Your content lives on your own devices. When a friend wants to see what you've shared, their device connects to yours and copies it over. No sign up, no feed, no algorithm deciding what you see, no server that owns your data. People connecting to people, directly.
You are the key. The first time you use Wild, your device creates your identity: a cryptographic key only your devices hold. Nobody issued it, so nobody can reset it, suspend it, or hand it to someone else.
Everything is a file. Notes, photos, posts, your profile, just files in folders, arranged however you like. Private files stay on your devices, always. Public files go to your contacts.
One ticket makes two contacts. Hand a friend a ticket. They redeem it and you're each other's contacts. Both directions, one step. No follower counts, no pending requests. Either you're in each other's lives or you aren't.

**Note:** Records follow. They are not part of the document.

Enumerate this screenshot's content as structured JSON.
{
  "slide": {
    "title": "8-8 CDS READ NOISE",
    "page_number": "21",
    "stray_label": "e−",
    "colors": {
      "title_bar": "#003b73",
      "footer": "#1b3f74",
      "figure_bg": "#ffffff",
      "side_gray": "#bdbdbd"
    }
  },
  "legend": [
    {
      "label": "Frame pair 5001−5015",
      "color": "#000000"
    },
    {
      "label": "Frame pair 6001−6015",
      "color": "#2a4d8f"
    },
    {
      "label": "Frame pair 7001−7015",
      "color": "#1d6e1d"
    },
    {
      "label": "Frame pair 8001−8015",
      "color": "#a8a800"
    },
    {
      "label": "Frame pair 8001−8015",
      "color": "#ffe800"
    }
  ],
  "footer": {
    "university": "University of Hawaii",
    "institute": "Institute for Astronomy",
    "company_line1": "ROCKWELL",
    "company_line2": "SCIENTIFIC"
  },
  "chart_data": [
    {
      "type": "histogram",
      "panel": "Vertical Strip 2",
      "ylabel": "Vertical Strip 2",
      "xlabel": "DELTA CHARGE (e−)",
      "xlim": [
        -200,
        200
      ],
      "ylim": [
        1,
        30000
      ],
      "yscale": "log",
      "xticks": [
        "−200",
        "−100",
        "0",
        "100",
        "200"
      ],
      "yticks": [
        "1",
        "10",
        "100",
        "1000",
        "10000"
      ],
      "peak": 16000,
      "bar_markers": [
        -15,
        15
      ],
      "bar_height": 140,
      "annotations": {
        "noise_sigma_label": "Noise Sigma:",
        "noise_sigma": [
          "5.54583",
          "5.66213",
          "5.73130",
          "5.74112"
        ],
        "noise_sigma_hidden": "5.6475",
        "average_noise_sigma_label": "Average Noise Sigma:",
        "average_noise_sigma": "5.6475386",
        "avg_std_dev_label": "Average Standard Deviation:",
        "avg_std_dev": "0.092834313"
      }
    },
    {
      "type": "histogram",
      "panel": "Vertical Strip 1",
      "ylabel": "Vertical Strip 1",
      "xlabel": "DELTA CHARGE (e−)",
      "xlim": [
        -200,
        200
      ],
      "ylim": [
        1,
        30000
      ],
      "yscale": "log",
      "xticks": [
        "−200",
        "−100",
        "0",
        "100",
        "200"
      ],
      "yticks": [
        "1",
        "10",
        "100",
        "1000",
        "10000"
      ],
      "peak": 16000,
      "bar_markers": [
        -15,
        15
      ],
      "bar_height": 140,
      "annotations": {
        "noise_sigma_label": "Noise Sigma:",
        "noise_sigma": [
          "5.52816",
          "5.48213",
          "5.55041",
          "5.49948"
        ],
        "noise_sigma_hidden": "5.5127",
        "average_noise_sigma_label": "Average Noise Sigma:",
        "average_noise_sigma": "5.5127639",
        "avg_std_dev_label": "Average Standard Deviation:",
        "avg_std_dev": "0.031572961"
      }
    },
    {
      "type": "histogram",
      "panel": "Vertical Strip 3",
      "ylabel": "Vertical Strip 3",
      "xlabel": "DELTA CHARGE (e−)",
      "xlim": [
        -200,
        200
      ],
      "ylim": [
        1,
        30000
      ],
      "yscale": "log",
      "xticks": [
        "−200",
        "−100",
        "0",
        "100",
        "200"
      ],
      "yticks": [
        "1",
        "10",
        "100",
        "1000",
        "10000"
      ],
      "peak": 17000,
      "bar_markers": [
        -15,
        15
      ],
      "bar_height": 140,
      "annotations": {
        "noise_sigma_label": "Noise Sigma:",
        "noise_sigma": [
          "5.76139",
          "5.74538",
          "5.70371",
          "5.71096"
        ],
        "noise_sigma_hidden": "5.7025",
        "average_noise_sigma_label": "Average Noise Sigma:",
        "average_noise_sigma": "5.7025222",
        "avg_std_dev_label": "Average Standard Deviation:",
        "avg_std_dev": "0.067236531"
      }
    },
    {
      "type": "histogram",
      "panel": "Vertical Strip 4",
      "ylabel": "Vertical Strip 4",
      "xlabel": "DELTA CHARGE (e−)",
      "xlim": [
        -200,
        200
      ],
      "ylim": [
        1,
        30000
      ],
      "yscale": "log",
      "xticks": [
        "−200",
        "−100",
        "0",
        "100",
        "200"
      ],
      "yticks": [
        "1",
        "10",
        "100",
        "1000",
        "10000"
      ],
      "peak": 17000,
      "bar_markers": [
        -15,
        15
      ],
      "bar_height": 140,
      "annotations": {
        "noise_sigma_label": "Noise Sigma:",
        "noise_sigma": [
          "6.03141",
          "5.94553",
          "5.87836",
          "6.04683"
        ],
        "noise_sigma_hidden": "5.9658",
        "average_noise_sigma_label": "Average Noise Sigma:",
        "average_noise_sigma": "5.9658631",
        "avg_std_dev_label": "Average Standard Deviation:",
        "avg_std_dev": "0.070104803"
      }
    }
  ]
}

All your devices are you. Pair your phone and your laptop and they keep each other up to date on their own. Edit the same note in two places? They compare and agree, nothing silently vanishes. Want to be reachable while you sleep? Set up a mirror: an always-on copy that serves your files.
Wild is honest about the trade: sharing is giving — once a contact fetches your files, they have them. Deleting means "stop showing," not "make everyone forget." And if you lose every device and have no mirror, your identity is gone — no reset email, no support line.
Wild is a small FREE app made by Hungry, Foolish people.